Torchtext and token <eos>, <pad>

When I did machine translation task(using the Transformer model), I find a question:

As I want the model to predict the token but not have it be an input into the model, I simply slice the <eos> token off the end of the sequence. Thus:

trg = [sos, x_1, x_2, x_3, eos]
trg[:-1] = [sos, x_1, x_2, x_3]

But when I use torchtext generate my datasets, I find the last elements of sentence is the <pad> token, such as:

trg = [sos, x_1, x_2, x_3, eos, pad, pad, pad]
trg[:-1] = [sos, x_1, x_2, x_3, eos, pad, pad]

so i can’t slice the <eos> token, how can I solve this question?

can you open an issue on torchtest github with a code snippet. The translation dataset has not been re-written and there may be some bugs there. But we can try to have some people take a look at it.

Ok, I will do it. And could you tell me how to solve this problem?
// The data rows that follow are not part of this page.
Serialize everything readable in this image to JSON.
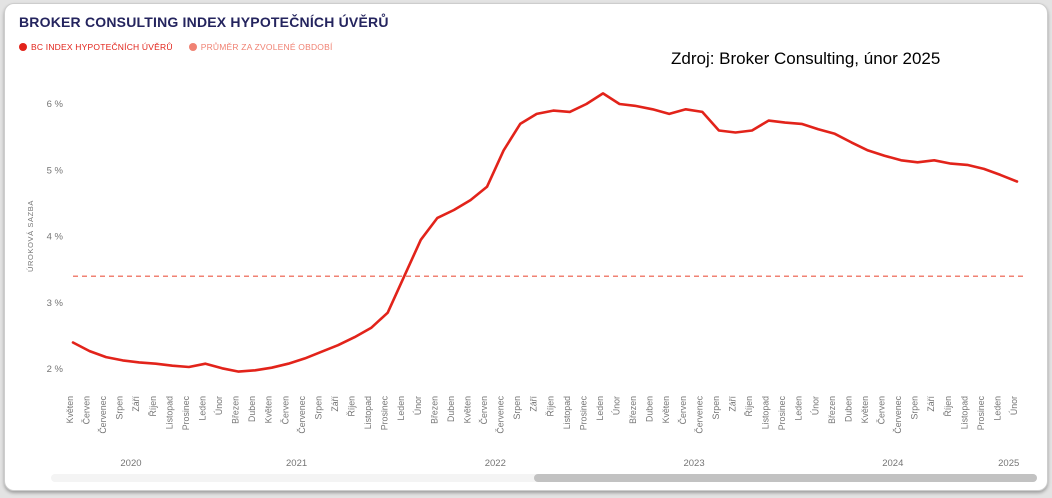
{
  "header": {
    "title": "BROKER CONSULTING INDEX HYPOTEČNÍCH ÚVĚRŮ"
  },
  "legend": {
    "items": [
      {
        "label": "BC INDEX HYPOTEČNÍCH ÚVĚRŮ",
        "color": "#e2231a"
      },
      {
        "label": "PRŮMĚR ZA ZVOLENÉ OBDOBÍ",
        "color": "#f08273"
      }
    ]
  },
  "annotation": {
    "source": "Zdroj: Broker Consulting, únor 2025"
  },
  "chart_data": {
    "type": "line",
    "title": "BROKER CONSULTING INDEX HYPOTEČNÍCH ÚVĚRŮ",
    "xlabel": "",
    "ylabel": "ÚROKOVÁ SAZBA",
    "unit": "%",
    "grid": false,
    "legend_position": "top-left",
    "ylim": [
      1.8,
      6.4
    ],
    "yticks": [
      {
        "label": "2 %",
        "value": 2
      },
      {
        "label": "3 %",
        "value": 3
      },
      {
        "label": "4 %",
        "value": 4
      },
      {
        "label": "5 %",
        "value": 5
      },
      {
        "label": "6 %",
        "value": 6
      }
    ],
    "x": [
      "Květen",
      "Červen",
      "Červenec",
      "Srpen",
      "Září",
      "Říjen",
      "Listopad",
      "Prosinec",
      "Leden",
      "Únor",
      "Březen",
      "Duben",
      "Květen",
      "Červen",
      "Červenec",
      "Srpen",
      "Září",
      "Říjen",
      "Listopad",
      "Prosinec",
      "Leden",
      "Únor",
      "Březen",
      "Duben",
      "Květen",
      "Červen",
      "Červenec",
      "Srpen",
      "Září",
      "Říjen",
      "Listopad",
      "Prosinec",
      "Leden",
      "Únor",
      "Březen",
      "Duben",
      "Květen",
      "Červen",
      "Červenec",
      "Srpen",
      "Září",
      "Říjen",
      "Listopad",
      "Prosinec",
      "Leden",
      "Únor",
      "Březen",
      "Duben",
      "Květen",
      "Červen",
      "Červenec",
      "Srpen",
      "Září",
      "Říjen",
      "Listopad",
      "Prosinec",
      "Leden",
      "Únor"
    ],
    "years": [
      {
        "label": "2020",
        "start": 0,
        "end": 7
      },
      {
        "label": "2021",
        "start": 8,
        "end": 19
      },
      {
        "label": "2022",
        "start": 20,
        "end": 31
      },
      {
        "label": "2023",
        "start": 32,
        "end": 43
      },
      {
        "label": "2024",
        "start": 44,
        "end": 55
      },
      {
        "label": "2025",
        "start": 56,
        "end": 57
      }
    ],
    "series": [
      {
        "name": "BC INDEX HYPOTEČNÍCH ÚVĚRŮ",
        "color": "#e2231a",
        "values": [
          2.4,
          2.27,
          2.18,
          2.13,
          2.1,
          2.08,
          2.05,
          2.03,
          2.08,
          2.01,
          1.96,
          1.98,
          2.02,
          2.08,
          2.16,
          2.26,
          2.36,
          2.48,
          2.62,
          2.85,
          3.4,
          3.95,
          4.28,
          4.4,
          4.55,
          4.75,
          5.3,
          5.7,
          5.85,
          5.9,
          5.88,
          6.0,
          6.16,
          6.0,
          5.97,
          5.92,
          5.85,
          5.92,
          5.88,
          5.6,
          5.57,
          5.6,
          5.75,
          5.72,
          5.7,
          5.62,
          5.55,
          5.42,
          5.3,
          5.22,
          5.15,
          5.12,
          5.15,
          5.1,
          5.08,
          5.02,
          4.93,
          4.83
        ]
      }
    ],
    "average": 3.4,
    "average_name": "PRŮMĚR ZA ZVOLENÉ OBDOBÍ",
    "average_color": "#f08273"
  }
}
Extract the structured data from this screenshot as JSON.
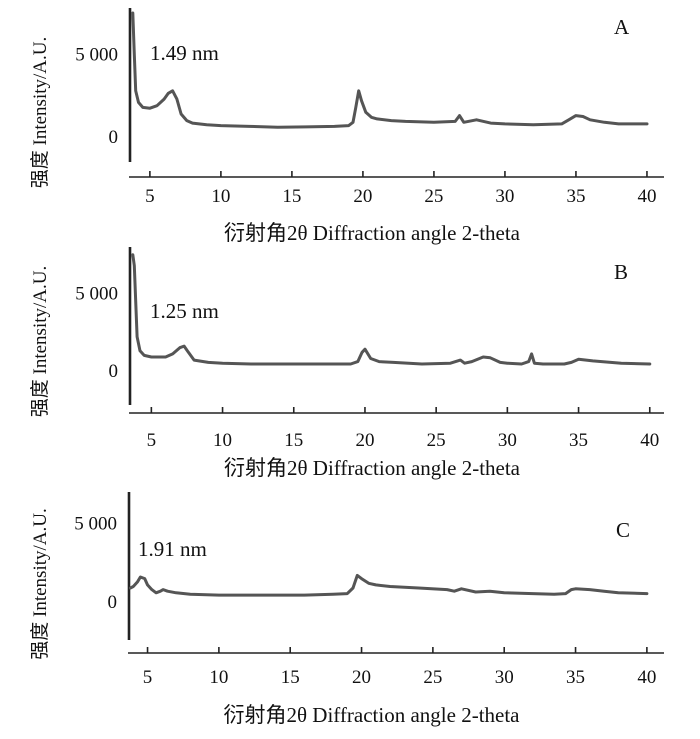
{
  "chart_data": [
    {
      "type": "line",
      "panel_label": "A",
      "annotation": "1.49 nm",
      "xlabel": "衍射角2θ Diffraction angle 2-theta",
      "ylabel": "强度 Intensity/A.U.",
      "x_ticks": [
        5,
        10,
        15,
        20,
        25,
        30,
        35,
        40
      ],
      "y_ticks": [
        {
          "value": 0,
          "label": "0"
        },
        {
          "value": 5000,
          "label": "5 000"
        }
      ],
      "xlim": [
        3.6,
        41.2
      ],
      "ylim": [
        -1500,
        7800
      ],
      "series": [
        {
          "x": [
            3.8,
            3.9,
            4.0,
            4.2,
            4.5,
            5.0,
            5.5,
            6.0,
            6.3,
            6.6,
            6.9,
            7.2,
            7.6,
            8.0,
            9.0,
            10.0,
            12.0,
            14.0,
            16.0,
            18.0,
            19.0,
            19.3,
            19.5,
            19.7,
            19.9,
            20.2,
            20.6,
            21.0,
            22.0,
            23.0,
            25.0,
            26.5,
            26.8,
            27.1,
            28.0,
            29.0,
            30.0,
            32.0,
            34.0,
            34.5,
            35.0,
            35.5,
            36.0,
            37.0,
            38.0,
            40.0
          ],
          "y": [
            7500,
            5000,
            2800,
            2100,
            1800,
            1750,
            1900,
            2300,
            2650,
            2800,
            2300,
            1400,
            1000,
            850,
            750,
            700,
            650,
            600,
            620,
            650,
            700,
            900,
            1800,
            2800,
            2200,
            1500,
            1200,
            1100,
            1000,
            950,
            900,
            950,
            1300,
            900,
            1050,
            850,
            800,
            750,
            800,
            1050,
            1300,
            1250,
            1050,
            900,
            800,
            800
          ]
        }
      ]
    },
    {
      "type": "line",
      "panel_label": "B",
      "annotation": "1.25 nm",
      "xlabel": "衍射角2θ Diffraction angle 2-theta",
      "ylabel": "强度 Intensity/A.U.",
      "x_ticks": [
        5,
        10,
        15,
        20,
        25,
        30,
        35,
        40
      ],
      "y_ticks": [
        {
          "value": 0,
          "label": "0"
        },
        {
          "value": 5000,
          "label": "5 000"
        }
      ],
      "xlim": [
        3.5,
        41.0
      ],
      "ylim": [
        -2200,
        8000
      ],
      "series": [
        {
          "x": [
            3.7,
            3.8,
            3.9,
            4.0,
            4.2,
            4.5,
            5.0,
            6.0,
            6.5,
            7.0,
            7.3,
            7.6,
            8.0,
            9.0,
            10.0,
            12.0,
            14.0,
            16.0,
            18.0,
            19.0,
            19.5,
            19.8,
            20.0,
            20.4,
            21.0,
            22.0,
            24.0,
            26.0,
            26.7,
            27.0,
            27.5,
            28.3,
            28.8,
            29.5,
            30.0,
            31.0,
            31.5,
            31.7,
            31.9,
            32.5,
            34.0,
            34.5,
            35.0,
            36.0,
            38.0,
            40.0
          ],
          "y": [
            7500,
            6800,
            4500,
            2200,
            1300,
            1000,
            900,
            900,
            1100,
            1500,
            1600,
            1200,
            700,
            550,
            500,
            450,
            450,
            450,
            450,
            450,
            600,
            1200,
            1400,
            800,
            600,
            550,
            450,
            500,
            700,
            500,
            600,
            900,
            850,
            550,
            500,
            450,
            600,
            1100,
            500,
            450,
            450,
            550,
            750,
            650,
            500,
            450
          ]
        }
      ]
    },
    {
      "type": "line",
      "panel_label": "C",
      "annotation": "1.91 nm",
      "xlabel": "衍射角2θ Diffraction angle 2-theta",
      "ylabel": "强度 Intensity/A.U.",
      "x_ticks": [
        5,
        10,
        15,
        20,
        25,
        30,
        35,
        40
      ],
      "y_ticks": [
        {
          "value": 0,
          "label": "0"
        },
        {
          "value": 5000,
          "label": "5 000"
        }
      ],
      "xlim": [
        3.7,
        41.2
      ],
      "ylim": [
        -2400,
        7000
      ],
      "series": [
        {
          "x": [
            3.8,
            4.0,
            4.3,
            4.5,
            4.8,
            5.0,
            5.3,
            5.6,
            5.9,
            6.1,
            6.4,
            7.0,
            8.0,
            10.0,
            12.0,
            14.0,
            16.0,
            18.0,
            19.0,
            19.4,
            19.7,
            20.0,
            20.5,
            21.0,
            22.0,
            24.0,
            26.0,
            26.5,
            27.0,
            28.0,
            29.0,
            30.0,
            32.0,
            33.5,
            34.3,
            34.7,
            35.0,
            36.0,
            37.0,
            38.0,
            40.0
          ],
          "y": [
            900,
            1000,
            1300,
            1600,
            1500,
            1100,
            800,
            600,
            700,
            800,
            700,
            600,
            500,
            450,
            450,
            450,
            450,
            500,
            550,
            900,
            1700,
            1500,
            1200,
            1100,
            1000,
            900,
            800,
            700,
            850,
            650,
            700,
            600,
            550,
            500,
            550,
            800,
            850,
            800,
            700,
            600,
            550
          ]
        }
      ]
    }
  ]
}
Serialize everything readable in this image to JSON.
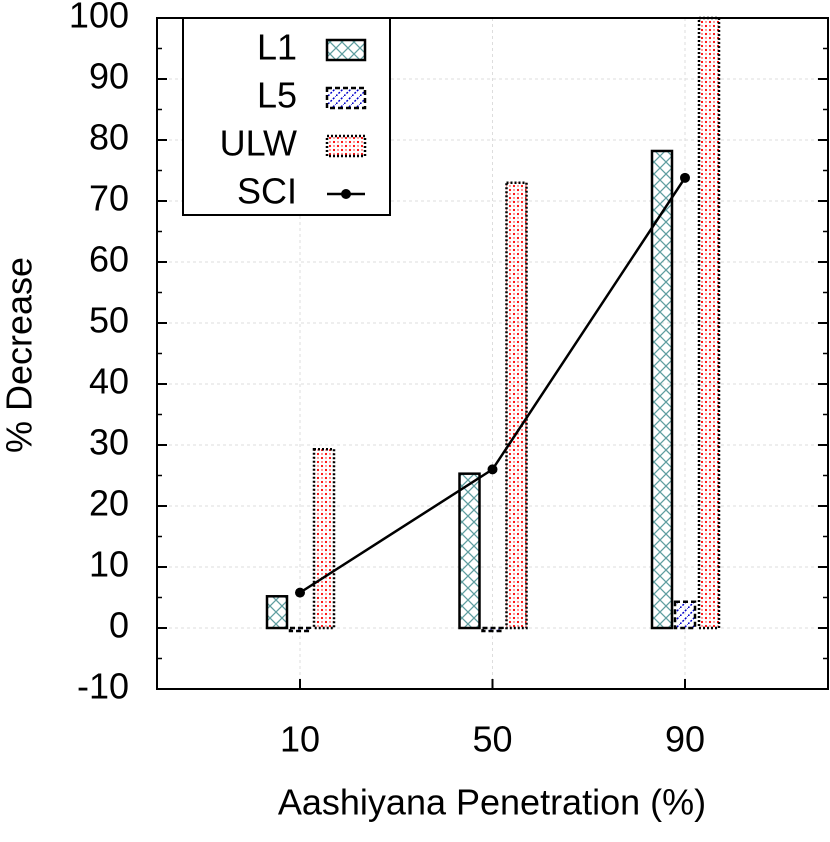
{
  "chart_data": {
    "type": "bar",
    "x_label": "Aashiyana Penetration (%)",
    "y_label": "% Decrease",
    "categories": [
      "10",
      "50",
      "90"
    ],
    "series": [
      {
        "name": "L1",
        "color": "#5f9ea0",
        "values": [
          5.2,
          25.3,
          78.2
        ]
      },
      {
        "name": "L5",
        "color": "#0000cc",
        "values": [
          -0.5,
          -0.5,
          4.3
        ]
      },
      {
        "name": "ULW",
        "color": "#ff0000",
        "values": [
          29.3,
          73,
          100
        ]
      },
      {
        "name": "SCI",
        "type": "line",
        "color": "#000000",
        "values": [
          5.8,
          26,
          73.8
        ]
      }
    ],
    "ylim": [
      -10,
      100
    ],
    "yticks": [
      -10,
      0,
      10,
      20,
      30,
      40,
      50,
      60,
      70,
      80,
      90,
      100
    ],
    "grid": true,
    "legend": "upper left"
  }
}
Please post the issue along with some code snippets so we could help you figure out a solution.

This is my code:

spacy_de = spacy.load('de')
spacy_en = spacy.load('en')
def tokenize_de(text):
    """
    Tokenizes German text from a string into a list of strings (tokens) and reverses it
    """
    return [tok.text for tok in spacy_de.tokenizer(text)][::-1]

def tokenize_en(text):
    """
    Tokenizes English text from a string into a list of strings (tokens)
    """
    return [tok.text for tok in spacy_en.tokenizer(text)]
SRC = Field(tokenize=tokenize_de,
            init_token=init_token,
            eos_token=eos_token,
            lower=True,
            batch_first=True)
TRG = Field(tokenize=tokenize_en,
            init_token=init_token,
            eos_token=eos_token,
            lower=True,
            batch_first=True)

train_data, valid_data = IWSLT.splits(exts=('.de', '.en'),
                                                 fields=(SRC, TRG),
                                                 test=None,
                                                 filter_pred=lambda x: len(vars(x)['src']) <= max_seq_len and
                                                 len(vars(x)['trg']) <= max_seq_len)
SRC.build_vocab(train_data, min_freq=min_freq)
TRG.build_vocab(train_data, min_freq=min_freq)


train_iter, valid_iter = BucketIterator.splits(
    (train_data, valid_data),
    batch_size=batch_size,
    device=device)

When I print the data in train_iter, the output as follow:

As i say at the beginning, I think the last element of src and trg should be <eos> token, which is 3, but in fact the last element of src and trg is 1, that is <pad> token.

May I ask have you resolved this issue?